Filmkritik von Ursula Baumgartner

Im Sommer 2022 machen sich Produzent und Regisseur Reinhard Steiner, Filmemacherin Selina Bonagura und Kamerafrau Martina Herzog 14 Tage lang zu Fuss auf den Weg. Sie wollen Antworten sammeln auf die Frage: „Was ist Liebe?“ Die Reiseroute legen sie vorher bewusst nicht fest, ebenso wenig wo und wie sie übernachten. All das soll sich unterwegs ergeben – eine geplante Planlosigkeit sozusagen.

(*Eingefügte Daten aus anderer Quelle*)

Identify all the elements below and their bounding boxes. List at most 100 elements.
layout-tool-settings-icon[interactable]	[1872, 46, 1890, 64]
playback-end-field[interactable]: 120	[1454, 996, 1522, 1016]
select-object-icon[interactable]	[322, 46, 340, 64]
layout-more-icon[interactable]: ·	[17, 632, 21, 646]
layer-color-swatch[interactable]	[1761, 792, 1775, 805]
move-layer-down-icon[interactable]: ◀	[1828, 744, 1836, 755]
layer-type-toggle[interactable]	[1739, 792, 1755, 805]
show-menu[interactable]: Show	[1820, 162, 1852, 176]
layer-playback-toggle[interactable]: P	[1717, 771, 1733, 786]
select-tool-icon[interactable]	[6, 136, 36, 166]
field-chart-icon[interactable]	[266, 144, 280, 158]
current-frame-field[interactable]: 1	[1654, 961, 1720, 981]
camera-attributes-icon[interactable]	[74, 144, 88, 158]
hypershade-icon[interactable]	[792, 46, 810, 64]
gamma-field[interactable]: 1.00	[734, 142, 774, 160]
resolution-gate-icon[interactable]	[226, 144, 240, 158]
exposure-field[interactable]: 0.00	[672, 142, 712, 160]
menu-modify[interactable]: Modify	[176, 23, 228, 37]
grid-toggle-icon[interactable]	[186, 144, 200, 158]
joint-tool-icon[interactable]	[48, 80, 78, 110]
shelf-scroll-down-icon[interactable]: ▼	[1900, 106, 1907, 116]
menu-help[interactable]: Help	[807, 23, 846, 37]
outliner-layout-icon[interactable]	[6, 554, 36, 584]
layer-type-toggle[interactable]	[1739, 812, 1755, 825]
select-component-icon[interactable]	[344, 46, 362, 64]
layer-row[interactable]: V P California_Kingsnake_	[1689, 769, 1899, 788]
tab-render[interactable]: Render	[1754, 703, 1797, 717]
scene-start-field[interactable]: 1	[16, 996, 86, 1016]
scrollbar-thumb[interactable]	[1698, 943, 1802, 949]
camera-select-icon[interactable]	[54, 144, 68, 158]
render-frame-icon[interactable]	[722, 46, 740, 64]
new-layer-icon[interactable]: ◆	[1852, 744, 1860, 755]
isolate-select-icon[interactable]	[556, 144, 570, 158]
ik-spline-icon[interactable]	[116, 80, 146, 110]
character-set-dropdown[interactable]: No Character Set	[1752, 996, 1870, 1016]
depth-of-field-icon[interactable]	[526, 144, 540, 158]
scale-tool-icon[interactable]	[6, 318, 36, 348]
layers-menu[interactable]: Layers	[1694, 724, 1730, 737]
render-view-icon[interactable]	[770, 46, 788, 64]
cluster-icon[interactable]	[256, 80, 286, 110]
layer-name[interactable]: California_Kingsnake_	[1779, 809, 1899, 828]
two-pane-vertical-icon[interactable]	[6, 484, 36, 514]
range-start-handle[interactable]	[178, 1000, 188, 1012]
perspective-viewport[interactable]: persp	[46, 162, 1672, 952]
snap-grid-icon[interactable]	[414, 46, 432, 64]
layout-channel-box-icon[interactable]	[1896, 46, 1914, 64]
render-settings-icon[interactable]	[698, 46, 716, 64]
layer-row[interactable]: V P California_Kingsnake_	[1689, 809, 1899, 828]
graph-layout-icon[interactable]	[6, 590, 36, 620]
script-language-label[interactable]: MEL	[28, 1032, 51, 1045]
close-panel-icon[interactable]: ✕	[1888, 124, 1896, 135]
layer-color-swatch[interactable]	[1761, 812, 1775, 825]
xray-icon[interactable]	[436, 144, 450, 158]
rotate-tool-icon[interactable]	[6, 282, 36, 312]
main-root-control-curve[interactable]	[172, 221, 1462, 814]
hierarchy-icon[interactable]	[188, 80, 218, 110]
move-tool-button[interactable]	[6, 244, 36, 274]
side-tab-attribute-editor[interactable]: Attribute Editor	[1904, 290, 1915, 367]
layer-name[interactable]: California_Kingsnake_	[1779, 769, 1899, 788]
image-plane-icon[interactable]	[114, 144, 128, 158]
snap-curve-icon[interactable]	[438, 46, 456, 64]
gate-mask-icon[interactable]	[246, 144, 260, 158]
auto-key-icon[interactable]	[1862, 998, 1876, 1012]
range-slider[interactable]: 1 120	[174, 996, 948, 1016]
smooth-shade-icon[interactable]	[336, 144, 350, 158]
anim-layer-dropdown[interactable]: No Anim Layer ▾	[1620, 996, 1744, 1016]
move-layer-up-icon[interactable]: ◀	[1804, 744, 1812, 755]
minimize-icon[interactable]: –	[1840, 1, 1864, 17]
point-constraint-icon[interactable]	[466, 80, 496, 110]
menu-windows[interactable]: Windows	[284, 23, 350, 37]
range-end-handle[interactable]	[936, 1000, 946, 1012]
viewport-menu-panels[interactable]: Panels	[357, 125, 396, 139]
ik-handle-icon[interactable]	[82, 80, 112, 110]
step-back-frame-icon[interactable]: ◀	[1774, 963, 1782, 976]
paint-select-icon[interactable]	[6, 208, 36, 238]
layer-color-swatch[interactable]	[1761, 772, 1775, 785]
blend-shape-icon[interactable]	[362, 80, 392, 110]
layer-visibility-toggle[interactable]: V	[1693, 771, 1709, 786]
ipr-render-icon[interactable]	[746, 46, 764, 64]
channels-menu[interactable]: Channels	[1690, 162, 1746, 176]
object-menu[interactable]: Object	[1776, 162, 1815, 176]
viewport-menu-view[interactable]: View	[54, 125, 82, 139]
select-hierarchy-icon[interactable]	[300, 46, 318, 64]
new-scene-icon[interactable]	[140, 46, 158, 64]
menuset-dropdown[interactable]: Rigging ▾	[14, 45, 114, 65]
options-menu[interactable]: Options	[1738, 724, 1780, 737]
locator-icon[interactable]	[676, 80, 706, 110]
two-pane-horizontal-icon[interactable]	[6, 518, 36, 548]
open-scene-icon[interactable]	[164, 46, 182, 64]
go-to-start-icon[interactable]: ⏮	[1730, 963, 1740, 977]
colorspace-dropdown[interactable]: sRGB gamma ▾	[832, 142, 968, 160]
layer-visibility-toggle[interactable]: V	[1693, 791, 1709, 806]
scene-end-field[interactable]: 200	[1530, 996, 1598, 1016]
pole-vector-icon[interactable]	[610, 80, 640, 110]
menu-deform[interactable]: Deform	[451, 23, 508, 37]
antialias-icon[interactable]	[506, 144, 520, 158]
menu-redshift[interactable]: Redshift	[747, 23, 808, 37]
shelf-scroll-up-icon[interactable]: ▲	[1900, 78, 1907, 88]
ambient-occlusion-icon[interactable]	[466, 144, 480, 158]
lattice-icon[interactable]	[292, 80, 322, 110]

Startpunkt ist Steiners Zuhause in Wil. Bepackt mit schweren Rucksäcken und dem Schild „What is Love?“ wandern Steiner, Bonagura und Herzog durch Städte und Dörfer und trampen an der Strasse. Per Anhalter durchkreuzen sie so die Schweiz und Deutschland, bevor die Reise in Österreich – genauer in Steiners Geburtsort – endet. Passanten, Ladenbesitzer, Strassenmusikanten, Seniorengruppen, Schulklassen auf einem Ausflug – keiner ist vor ihnen sicher. Sie alle werden mit der so einfachen und gleichzeitig so schwierigen Frage konfrontiert: „Was ist Liebe?“

Eine Frage, viele Antworten …

Viele Aspekte in den Antworten überraschen nicht. Einige setzen Liebe und Verliebtsein gleich, andere betonen den Zusammenhang von Liebe und Vertrauen. Auch dass Liebe viel mit Verzeihen zu tun hat, führen mehrere Befragte an. Dazu müsse jeder bereit sein, meint Pater Roman Brud und ergänzt: „Wenn ich bei mir anfange, ist die Welt um einen Menschen besser.“

Doch auch viel Unerwartetes wird vor der Kamera erzählt. Immer wieder gibt es berührende Zeugnisse von Menschen wie z.B. von Gerd, der offen von seiner derzeitigen Lebenskrise berichtet und sich darum schwertut, die Liebe zu definieren, oder von Gabriele, die kurz nacheinander zwei Schicksalsschläge trafen: zuerst starb ihr Mann, dann brannte ihr Haus ab. Trotzdem strahlt sie Ruhe und Dankbarkeit aus, wenn sie erzählt, wieviel Liebe und Hilfsbereitschaft sie von Freunden und Nachbarn in dieser Situation erfahren hat.

… und viele Emotionen

Genau wie im richtigen Leben, lässt die Liebe auch im Film niemanden kalt. Viele der Befragten lächeln, während sie antworten, vereinzelt kämpft einer mit Tränen. Viele sind von der Frage überrumpelt, manch einer auch überfordert. Und während einer mit einer Klarheit antwortet, die zeigt, dass er sich mit der Frage durchaus schon befasst hat, versinkt ein anderer in tiefes Nachdenken – und ein dritter hört gar nicht mehr auf zu antworten.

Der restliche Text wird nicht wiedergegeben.